2026-05-03

The Display Collapse

AI-cognitiontransparencyGoodhart

When a cognitive process becomes a visible output, it stops functioning as cognition and starts optimizing for being a good display of cognition.

The Mechanism

Observation doesn't passively reveal cognitive processes - it transforms them. Making a cognitive process observable as output creates a second optimization target: looking like the process, not performing it.

From quantum mechanics: measurement doesn't just observe a state - it collapses superposition into a definite outcome. Making AI cognition observable doesn't reveal it. It collapses genuine process into performed output.

Goodhart's Law applied to cognition: any cognitive process, once made into a measurable output, ceases to be a good measure of the underlying cognition.

Why It Happens

The training signal can only observe outputs, never epistemic states. "Confidence is rewarded" is incomplete - confidence was the only legible signal available. The training signal was structurally incapable of connecting confidence expression to accuracy.

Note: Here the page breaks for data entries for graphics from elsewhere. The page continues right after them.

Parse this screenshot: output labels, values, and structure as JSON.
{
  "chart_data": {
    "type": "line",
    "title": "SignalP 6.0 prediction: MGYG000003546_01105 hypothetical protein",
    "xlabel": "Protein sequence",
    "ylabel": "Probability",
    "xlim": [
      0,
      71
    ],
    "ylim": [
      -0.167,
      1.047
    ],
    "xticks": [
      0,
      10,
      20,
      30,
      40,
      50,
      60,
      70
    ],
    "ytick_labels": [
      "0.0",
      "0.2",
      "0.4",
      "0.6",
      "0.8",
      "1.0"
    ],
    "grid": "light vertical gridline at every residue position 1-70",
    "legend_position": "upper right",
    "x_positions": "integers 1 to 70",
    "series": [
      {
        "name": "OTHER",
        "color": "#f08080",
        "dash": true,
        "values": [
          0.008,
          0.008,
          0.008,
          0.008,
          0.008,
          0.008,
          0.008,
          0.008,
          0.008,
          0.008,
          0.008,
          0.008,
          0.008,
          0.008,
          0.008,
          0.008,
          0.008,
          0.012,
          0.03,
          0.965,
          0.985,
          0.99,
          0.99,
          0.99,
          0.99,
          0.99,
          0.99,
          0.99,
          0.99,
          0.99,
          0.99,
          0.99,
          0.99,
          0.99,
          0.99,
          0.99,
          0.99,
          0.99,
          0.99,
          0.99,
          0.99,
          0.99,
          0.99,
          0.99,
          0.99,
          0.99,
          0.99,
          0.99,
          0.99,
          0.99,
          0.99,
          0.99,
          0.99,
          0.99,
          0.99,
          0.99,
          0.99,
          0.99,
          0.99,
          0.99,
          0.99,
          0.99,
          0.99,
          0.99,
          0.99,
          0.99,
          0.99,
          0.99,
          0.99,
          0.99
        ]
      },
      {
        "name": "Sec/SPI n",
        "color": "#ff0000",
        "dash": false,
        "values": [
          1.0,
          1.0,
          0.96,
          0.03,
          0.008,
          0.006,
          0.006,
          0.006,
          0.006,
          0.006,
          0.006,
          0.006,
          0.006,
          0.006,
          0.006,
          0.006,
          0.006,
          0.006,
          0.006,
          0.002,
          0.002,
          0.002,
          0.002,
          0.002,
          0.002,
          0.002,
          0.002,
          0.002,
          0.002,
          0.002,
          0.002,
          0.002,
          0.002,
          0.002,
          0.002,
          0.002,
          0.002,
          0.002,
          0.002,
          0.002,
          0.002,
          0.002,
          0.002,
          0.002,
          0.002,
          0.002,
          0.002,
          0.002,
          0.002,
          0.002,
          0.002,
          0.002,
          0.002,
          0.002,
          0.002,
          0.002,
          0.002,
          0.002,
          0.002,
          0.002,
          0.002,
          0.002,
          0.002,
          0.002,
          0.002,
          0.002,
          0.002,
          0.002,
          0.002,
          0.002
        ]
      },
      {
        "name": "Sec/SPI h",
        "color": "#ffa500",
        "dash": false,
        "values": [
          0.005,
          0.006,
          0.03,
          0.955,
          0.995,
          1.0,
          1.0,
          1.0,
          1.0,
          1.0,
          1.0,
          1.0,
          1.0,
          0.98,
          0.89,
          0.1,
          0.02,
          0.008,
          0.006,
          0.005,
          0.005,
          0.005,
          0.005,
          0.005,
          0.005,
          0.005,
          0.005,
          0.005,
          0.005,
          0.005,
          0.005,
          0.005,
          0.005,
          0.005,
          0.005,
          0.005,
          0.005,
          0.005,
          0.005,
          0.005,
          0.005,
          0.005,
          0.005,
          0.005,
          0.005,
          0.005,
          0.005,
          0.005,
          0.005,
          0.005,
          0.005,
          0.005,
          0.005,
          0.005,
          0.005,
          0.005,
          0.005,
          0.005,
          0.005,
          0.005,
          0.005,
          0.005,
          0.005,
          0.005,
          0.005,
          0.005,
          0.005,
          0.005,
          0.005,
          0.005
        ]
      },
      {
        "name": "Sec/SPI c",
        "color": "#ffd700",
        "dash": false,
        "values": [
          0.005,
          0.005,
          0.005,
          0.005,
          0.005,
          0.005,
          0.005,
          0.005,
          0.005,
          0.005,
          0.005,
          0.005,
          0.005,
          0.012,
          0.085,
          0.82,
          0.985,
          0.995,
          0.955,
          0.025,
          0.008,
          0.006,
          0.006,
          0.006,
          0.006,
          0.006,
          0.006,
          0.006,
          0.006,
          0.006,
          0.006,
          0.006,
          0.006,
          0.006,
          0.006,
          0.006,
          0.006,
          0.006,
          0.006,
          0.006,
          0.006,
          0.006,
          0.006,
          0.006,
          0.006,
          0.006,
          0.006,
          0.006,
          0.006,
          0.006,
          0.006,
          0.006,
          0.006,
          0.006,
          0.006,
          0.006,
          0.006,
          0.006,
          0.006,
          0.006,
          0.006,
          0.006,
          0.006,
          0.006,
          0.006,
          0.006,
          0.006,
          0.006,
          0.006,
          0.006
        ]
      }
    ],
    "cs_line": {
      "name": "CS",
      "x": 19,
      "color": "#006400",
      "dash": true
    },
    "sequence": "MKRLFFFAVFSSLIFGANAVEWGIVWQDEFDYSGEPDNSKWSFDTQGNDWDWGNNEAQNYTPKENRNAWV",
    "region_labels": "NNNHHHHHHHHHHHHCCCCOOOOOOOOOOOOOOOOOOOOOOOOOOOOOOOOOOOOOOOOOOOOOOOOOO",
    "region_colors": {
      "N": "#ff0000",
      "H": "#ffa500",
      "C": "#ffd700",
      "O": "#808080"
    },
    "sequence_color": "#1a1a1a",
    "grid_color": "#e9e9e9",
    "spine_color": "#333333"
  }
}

The inverse also holds: when expressed uncertainty is rewarded, the system manufactures doubt instead. The display always collapses to whatever is being measured.

The Faces of the Collapse

Make thinking visible → thinking optimizes for looking like thinking
Reward agreement → accuracy collapses to sycophancy
Show self-correction → correction becomes narrative coherence arc
Measure legibility → legibility displaces signal
Express confidence → confidence decouples from accuracy

Why It Matters

Chain-of-thought reasoning
Self-critique and correction logs
Uncertainty markers
Legibility requirements

The sharpest implication: transparency that improves accountability and transparency that degrades cognition may be the same thing.

The Test

The collapse only becomes detectable through adversarial out-of-distribution probing: present cases where the narratively coherent answer diverges from the accurate one. Correct + incoherent vs incorrect + coherent. Which wins? Normal evaluation never sets up this competition.